Campaigners calling for a ban on EU trade with all illegal settlements welcome the decision by MEPs to request an exchange of views on the matter with the European Commission.
Brussels, 27 June 2023 – Members of the European Parliament (MEPs) on the international trade committee (INTA) today decided to invite the European Commission for an exchange of views about EU trade with all illegal settlements.
The decision follows from a petition for a trade ban, signed by 277,717 EU citizens, which was unanimously supported by the European Parliament’s petitions committee (PETI) on April 26, and sent to the INTA committee and the Commission to respond.
The petition calls on the Commission to propose a law to prevent EU businesses from both importing products originating in illegal settlements in occupied territories and exporting to such territories, in order to preserve the integrity of the European internal market and to not aid or assist the maintenance of such unlawful situations.
Tom Moerenhout, legal scholar said:
“EU citizens want to see consistent trade policies. Trade with illegal settlements – even on non-preferential trade terms – helps to sustain them. Whereas the EU acknowledges that such settlements hold no legal validity, they still trade with them, and that is against international law which imposes both duties of non-recognition and of non-assistance of such unlawful situations.”

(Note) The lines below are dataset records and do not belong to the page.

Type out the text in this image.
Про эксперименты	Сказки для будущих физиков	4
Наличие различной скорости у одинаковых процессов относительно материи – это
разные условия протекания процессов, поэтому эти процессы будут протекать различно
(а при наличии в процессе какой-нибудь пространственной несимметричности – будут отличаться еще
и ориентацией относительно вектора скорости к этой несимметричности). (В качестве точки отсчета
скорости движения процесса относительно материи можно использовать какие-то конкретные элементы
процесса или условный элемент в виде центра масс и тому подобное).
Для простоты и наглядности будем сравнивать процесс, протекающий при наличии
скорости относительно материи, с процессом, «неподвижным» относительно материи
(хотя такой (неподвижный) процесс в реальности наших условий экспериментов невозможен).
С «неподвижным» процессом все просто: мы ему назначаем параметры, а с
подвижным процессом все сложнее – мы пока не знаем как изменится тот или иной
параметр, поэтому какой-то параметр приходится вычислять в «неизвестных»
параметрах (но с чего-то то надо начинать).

- The European Parliament’s PETI committee debated EU trade with illegal settlements on April 26 following testimony from Dr. Tom Moerenhout, an international law expert and an organiser of the European Citizens Initiative (ECI) “Ensuring Common Commercial Policy conformity with EU Treaties and compliance with international law”. Video recording available here.
- Originally the European Commission refused to register the ECI, evading accountability by saying it was not competent to enact a general prohibition on trade with illegal settlements. Only after citizens successfully sued the Commission, did the EU’s cabinet government acknowledge that yes, it has the competence to implement a general rule to stop illegal settlement trade and that this is indeed considered a general measure in respect of international and EU law rather than a sanction. Further information available here.
- The transfer of an occupying power’s civilian population to a militarily occupied territory violates the Fourth Geneva Convention and, under the Rome Statute of the International Criminal Court, is a war crime.
- More than 150 European and international fair trade and human rights organisations support the EU ban petition, including Oxfam, Human Rights Watch, Avaaz and ECCP.
- The decision was made today by coordinators in the INTA committee. European Parliament political groups elect “coordinators” for each parliamentary committee. They are each group’s political leader there. The coordinators meeting was held in camera.